How 'soldier prince' Harry tore up royal rule book

Prince Harry meets fellow Sandhurst graduate Lieutenant  Kayon Mills in Jamaica.

Story highlights

  • Prince Harry different to other royals, says veteran snapper Arthur Edwards
  • CNN's Max Foster says with Harry, anything can happen
  • Harry's recent Caribbean tour seen as a milestone in his public role
  • Prince's priority remains military career and possible redeployment to Afghanistan

Prince Harry tore up the royal tour rule book on his recent visit to the Caribbean, according to veteran royal photographer Arthur Edwards. Edwards should know -- he has covered 200 royal tours, more than anyone.

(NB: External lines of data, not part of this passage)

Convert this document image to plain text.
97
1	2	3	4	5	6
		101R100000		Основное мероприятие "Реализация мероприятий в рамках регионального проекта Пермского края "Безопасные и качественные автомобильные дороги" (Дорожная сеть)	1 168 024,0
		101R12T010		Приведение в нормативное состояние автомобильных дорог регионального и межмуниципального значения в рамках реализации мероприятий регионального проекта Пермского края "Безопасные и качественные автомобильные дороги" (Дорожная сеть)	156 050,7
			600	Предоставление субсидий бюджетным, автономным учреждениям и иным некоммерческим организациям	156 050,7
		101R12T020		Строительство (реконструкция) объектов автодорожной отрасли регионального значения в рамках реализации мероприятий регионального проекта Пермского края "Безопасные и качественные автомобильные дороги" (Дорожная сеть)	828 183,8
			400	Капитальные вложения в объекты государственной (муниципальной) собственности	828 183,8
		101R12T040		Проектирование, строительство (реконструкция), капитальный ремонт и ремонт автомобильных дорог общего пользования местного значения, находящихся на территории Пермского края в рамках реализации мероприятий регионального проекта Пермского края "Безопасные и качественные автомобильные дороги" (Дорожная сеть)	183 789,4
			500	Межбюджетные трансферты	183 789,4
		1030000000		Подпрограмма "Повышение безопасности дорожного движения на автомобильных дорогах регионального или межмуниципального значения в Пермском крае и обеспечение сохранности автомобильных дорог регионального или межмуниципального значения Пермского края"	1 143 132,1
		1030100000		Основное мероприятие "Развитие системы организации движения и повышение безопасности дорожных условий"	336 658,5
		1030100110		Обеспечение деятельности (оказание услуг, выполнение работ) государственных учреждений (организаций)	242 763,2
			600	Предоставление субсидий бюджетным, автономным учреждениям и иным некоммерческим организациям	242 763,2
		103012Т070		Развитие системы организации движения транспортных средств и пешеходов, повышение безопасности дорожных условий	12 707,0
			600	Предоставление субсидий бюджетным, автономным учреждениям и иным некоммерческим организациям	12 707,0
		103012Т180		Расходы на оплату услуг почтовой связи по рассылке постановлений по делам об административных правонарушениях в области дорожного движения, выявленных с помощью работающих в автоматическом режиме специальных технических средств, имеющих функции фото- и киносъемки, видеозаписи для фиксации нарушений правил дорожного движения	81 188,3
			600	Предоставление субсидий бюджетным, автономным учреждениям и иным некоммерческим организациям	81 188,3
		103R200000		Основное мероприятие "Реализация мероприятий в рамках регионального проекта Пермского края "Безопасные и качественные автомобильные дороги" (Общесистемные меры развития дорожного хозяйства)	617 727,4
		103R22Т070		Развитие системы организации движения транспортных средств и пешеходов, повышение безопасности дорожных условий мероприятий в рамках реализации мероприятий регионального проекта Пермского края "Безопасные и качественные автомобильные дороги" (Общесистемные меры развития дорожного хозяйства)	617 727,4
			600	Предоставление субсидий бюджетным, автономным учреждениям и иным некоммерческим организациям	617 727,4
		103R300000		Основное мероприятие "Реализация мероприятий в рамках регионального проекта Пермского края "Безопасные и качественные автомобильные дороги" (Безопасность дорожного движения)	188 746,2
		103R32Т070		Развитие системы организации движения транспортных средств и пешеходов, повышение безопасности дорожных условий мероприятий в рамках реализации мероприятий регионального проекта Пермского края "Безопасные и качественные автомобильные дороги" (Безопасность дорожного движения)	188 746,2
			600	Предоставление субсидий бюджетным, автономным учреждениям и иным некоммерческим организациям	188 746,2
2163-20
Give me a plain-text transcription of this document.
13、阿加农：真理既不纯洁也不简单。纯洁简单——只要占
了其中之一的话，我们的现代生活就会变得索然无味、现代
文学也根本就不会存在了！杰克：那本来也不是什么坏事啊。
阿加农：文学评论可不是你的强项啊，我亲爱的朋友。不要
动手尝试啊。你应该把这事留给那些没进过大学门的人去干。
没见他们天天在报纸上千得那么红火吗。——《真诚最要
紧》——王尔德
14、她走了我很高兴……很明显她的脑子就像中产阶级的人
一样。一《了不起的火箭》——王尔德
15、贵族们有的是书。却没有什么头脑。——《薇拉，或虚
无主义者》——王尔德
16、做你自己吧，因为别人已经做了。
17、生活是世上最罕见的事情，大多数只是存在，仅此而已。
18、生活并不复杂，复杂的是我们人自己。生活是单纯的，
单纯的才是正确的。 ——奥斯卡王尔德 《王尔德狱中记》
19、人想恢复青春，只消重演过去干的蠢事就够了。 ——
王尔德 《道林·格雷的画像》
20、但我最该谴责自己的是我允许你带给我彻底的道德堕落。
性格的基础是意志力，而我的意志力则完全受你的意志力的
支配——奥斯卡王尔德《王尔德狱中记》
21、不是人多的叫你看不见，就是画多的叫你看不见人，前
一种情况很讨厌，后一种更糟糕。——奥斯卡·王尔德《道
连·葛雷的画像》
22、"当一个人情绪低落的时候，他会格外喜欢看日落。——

And it was an extraordinary royal tour. The press coverage surpassed even the media's expectations. Harry was himself and it came across on camera. People around the world enjoyed getting to know Prince William's younger brother.

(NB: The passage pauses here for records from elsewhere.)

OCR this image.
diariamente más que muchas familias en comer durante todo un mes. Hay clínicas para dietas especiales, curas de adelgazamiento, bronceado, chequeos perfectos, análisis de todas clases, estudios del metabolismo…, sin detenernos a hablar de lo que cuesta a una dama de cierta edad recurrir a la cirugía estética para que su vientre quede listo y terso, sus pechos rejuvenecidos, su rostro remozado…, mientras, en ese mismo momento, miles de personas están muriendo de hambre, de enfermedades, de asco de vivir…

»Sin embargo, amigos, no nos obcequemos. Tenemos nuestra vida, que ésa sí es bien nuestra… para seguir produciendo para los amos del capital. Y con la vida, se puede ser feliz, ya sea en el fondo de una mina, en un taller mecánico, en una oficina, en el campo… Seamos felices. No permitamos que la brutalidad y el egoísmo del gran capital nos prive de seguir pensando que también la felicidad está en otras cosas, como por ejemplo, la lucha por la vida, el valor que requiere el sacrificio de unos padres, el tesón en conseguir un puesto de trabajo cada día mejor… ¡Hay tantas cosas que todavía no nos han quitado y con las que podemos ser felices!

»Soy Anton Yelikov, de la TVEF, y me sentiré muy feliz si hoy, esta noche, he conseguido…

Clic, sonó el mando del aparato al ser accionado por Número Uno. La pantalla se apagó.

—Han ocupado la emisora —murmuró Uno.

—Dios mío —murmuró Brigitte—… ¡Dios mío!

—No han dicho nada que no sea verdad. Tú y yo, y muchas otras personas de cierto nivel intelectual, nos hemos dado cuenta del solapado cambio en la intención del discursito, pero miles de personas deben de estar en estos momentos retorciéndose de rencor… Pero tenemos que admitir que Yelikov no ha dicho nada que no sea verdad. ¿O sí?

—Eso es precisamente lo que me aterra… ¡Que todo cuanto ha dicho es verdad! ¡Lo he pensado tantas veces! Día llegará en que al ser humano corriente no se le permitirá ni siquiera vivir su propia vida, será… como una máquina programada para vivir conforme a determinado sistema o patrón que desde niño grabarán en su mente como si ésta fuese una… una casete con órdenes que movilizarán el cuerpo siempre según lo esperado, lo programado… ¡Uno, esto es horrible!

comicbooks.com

A royal tour is a series of engagements. Each event is planned months in advance and the press is briefed on what to expect. But with Harry you never quite know what will happen. You know he will arrive and leave, but there is no way to predict what might happen in between.

Watch Prince Harry talk about "emotional trip"

On March 6, I was in Kingston, Jamaica. The entire royal press pack had agreed that the main event of the day would be Harry meeting sprinter Usain Bolt, the fastest man in the world.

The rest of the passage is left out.